Another malnourished babies at Nasser Hospital was Ramaa 5 months, with a pink floral dress that wrinkled around her slight frame.
She was born with a weight of 6 pounds and still does. “Its weight remains the same; it has not increased, even by a gram,” said his mother, Naglaa Waleed Abou Aia, 33, to the NBC news team in Gaza.

Until about two months ago, Waleed Abou Aia said that Ramaa “was naturally breastfeeding, but I am suffering from malnutrition due to the lack of food and water, so the child was malnourished.”
Walking around the room, Elidalis Burgos, a nurse of American critical care as a volunteer at the Nasser hospital, He visited several babies and children. A child with an orange shirt lay in a crib, its limbs and their face were bandaged after being injured by a strike that killed his family. A month later, the angles of his bones were visible under his thin skin.
“It suffers many wounds and severe malnutrition,” said Burgos, “as the blockade has not allowed any nutrition for anyone. Without that, it will be very difficult for a good prognosis.”
Israel says that food aid is entering Gaza, but it is not being distributed by help groups, but those groups say it is not enough.
Burgos said he had witnessed the formula of the Israeli baby that brought the baby’s formula brought by international help workers, doctors and nurses from his non -governmental medical agency Glia.
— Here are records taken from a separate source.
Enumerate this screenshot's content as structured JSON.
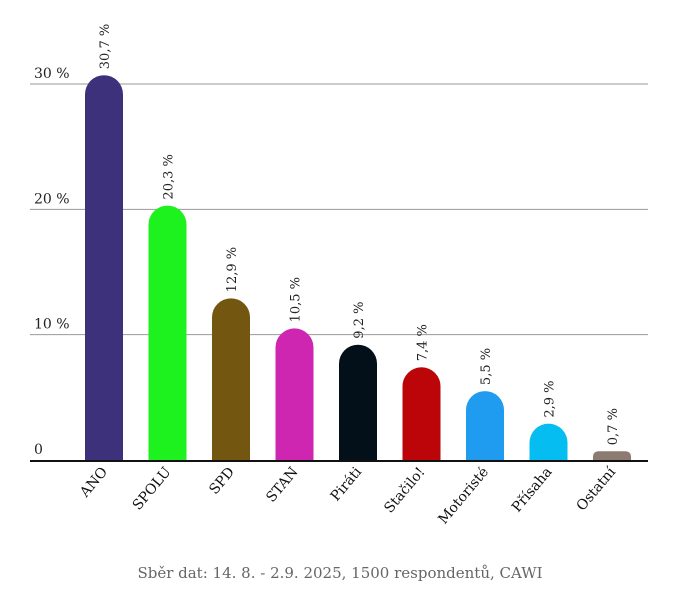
{
  "chart_data": {
    "type": "bar",
    "categories": [
      "ANO",
      "SPOLU",
      "SPD",
      "STAN",
      "Piráti",
      "Stačilo!",
      "Motoristé",
      "Přísaha",
      "Ostatní"
    ],
    "values": [
      30.7,
      20.3,
      12.9,
      10.5,
      9.2,
      7.4,
      5.5,
      2.9,
      0.7
    ],
    "data_labels": [
      "30,7 %",
      "20,3 %",
      "12,9 %",
      "10,5 %",
      "9,2 %",
      "7,4 %",
      "5,5 %",
      "2,9 %",
      "0,7 %"
    ],
    "colors": [
      "#3d317b",
      "#1ef21e",
      "#735710",
      "#cf26b2",
      "#03101a",
      "#bb0509",
      "#1f9bf0",
      "#06bdf2",
      "#8c7b70"
    ],
    "y_ticks": [
      0,
      10,
      20,
      30
    ],
    "y_tick_labels": [
      "0",
      "10 %",
      "20 %",
      "30 %"
    ],
    "ylim": [
      0,
      30
    ],
    "grid": true,
    "xlabel": "",
    "ylabel": ""
  },
  "footnote": "Sběr dat: 14. 8. - 2.9. 2025, 1500 respondentů, CAWI"
}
“Even as humanitarian workers, what we try to bring, it is thrown,” he said, adding: “We are not allowed to bring food or formula for babies or children here.”
Israel’s defense forces did not immediately respond to the NBC News request to comment on the latest UN finds or about the serious shortage of baby formula in Gaza. He did not respond when asked about Burgos’ account that the soldiers had discarded the formula of babies brought by humanitarian workers.
He maintains that he has allowed Gaza for help, blaming the UN and Hamas for not guaranteeing their delivery. The UN spokesman, Stéphane Dujarric, denied that claim on Thursday, blaming Israel for the lack of delivery.
Najah Hashem Barbakh, Sela’s mother, said he hadn’t eaten anything all day. But, he said, mortal hunger was approaching the most vulnerable first. “I keep telling myself: ‘I can endure, but my children can’t'”.